Забытые страницы русского романса (Плужников) - страница 22

В 1912 году Танеев опубликовал свой последний вокальный сборник под названием «Семь стихотворений Я. Полонского для одного голоса с фортепиано» соч. 34: № 1 «Последний разговор», № 2 «Не мои ли страсти», № 3 «Маска», № 4 «Любя колосьев мягкий шорох», № 5 «Последний вздох», № 6 «Ночь в Крыму», № 7 «Мое сердце — родник». Не все эти романсы интересны для исполнения, во всяком случае — для меня. Но не исключаю в дальнейшем за собой права «реабилитации», если сумею найти «ключ» к оставленным без внимания романсам.

Противоречивые чувства вызывает романс «Последний разговор», открывающий сборник.

В стихотворении Полонского нарисована расхожая ситуация — свидание в ночном саду, соловьиная песнь и безответное признание.

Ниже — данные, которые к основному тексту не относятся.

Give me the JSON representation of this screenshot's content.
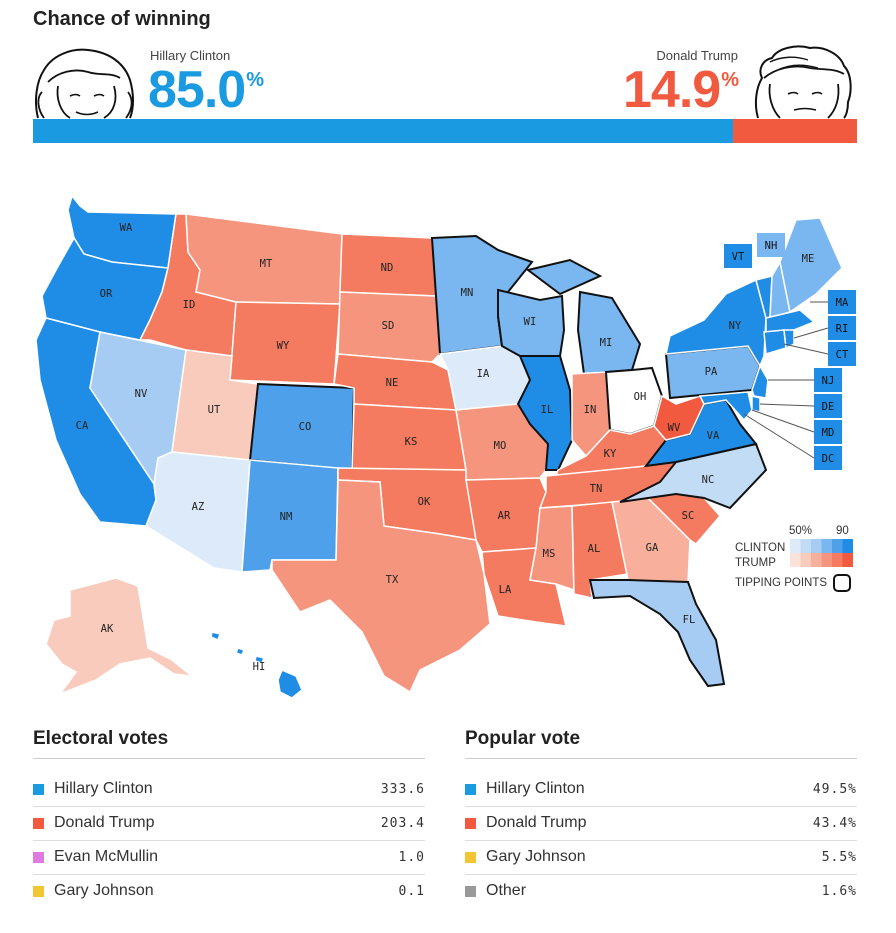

Танеев строит свою композицию таким образом, чтобы снять все возможные привычные представления о романсах на эту тему. Романс достаточно сложен по музыкальной структуре, тональный и гармонический планы кажутся даже несколько искусственно выстроенными. Невольно соглашаешься с Асафьевым, подчеркнувшим, что мышление Танеева настолько «сильно и гармонично, что как бы ни казалась отвлеченной и рассудочной найденная им форма, в результате она-то и служит всецело тому, чтобы чувство или эмоциональный тон музыки сохранили именно через нее всю свежесть и первозданность».

Не следует забывать, что сочинялся этот романс не юным человеком, а умудренным композитором. В работе Танеева ярко ощущается знание того, как следует выразить то или иное эмоциональное и психологическое состояние. В результате появляется романс с совершенно особым обликом. Просто и естественно написан первый эпизод: спокойный аккомпанемент напоминает рисунок колыбельной, но никакой изобразительности в нем нет; фортепиано дает возможность полностью погрузиться в слово певца. Лишь в тактах 19—20 появляется выразительная перекличка голоса и фортепиано — как бы имитация соловьиной песни на фразе «и внимать ночному соловью». В последнем эпизоде на словах «с соловьиной песнею» возникает вариант этого мотива, который можно оценить как момент изобразительный.

В средней части и в заключительном эпизоде наблюдается явная перегрузка фортепианной фактуры, частые тональные отклонения и модуляции приводят нас к кульминации, которая как раз и приходится на заключительный эпизод. Композитору не хватает слов и, драматизируя образ, он повторяет в конце последнюю фразу: «С соловьиной песнею в устах». Но все же это повторение-нагнетание надо еще обыграть исполнительски, так как некоторая искусственность всего кульминационного эпизода дает себя знать. Композитором подробно указаны оттенки, штрихи как для певца, так и для пианиста, но все это напоминает холодную мозаику и останется таковым, если певец не найдет смыслового, человечного оправдания или доказательства.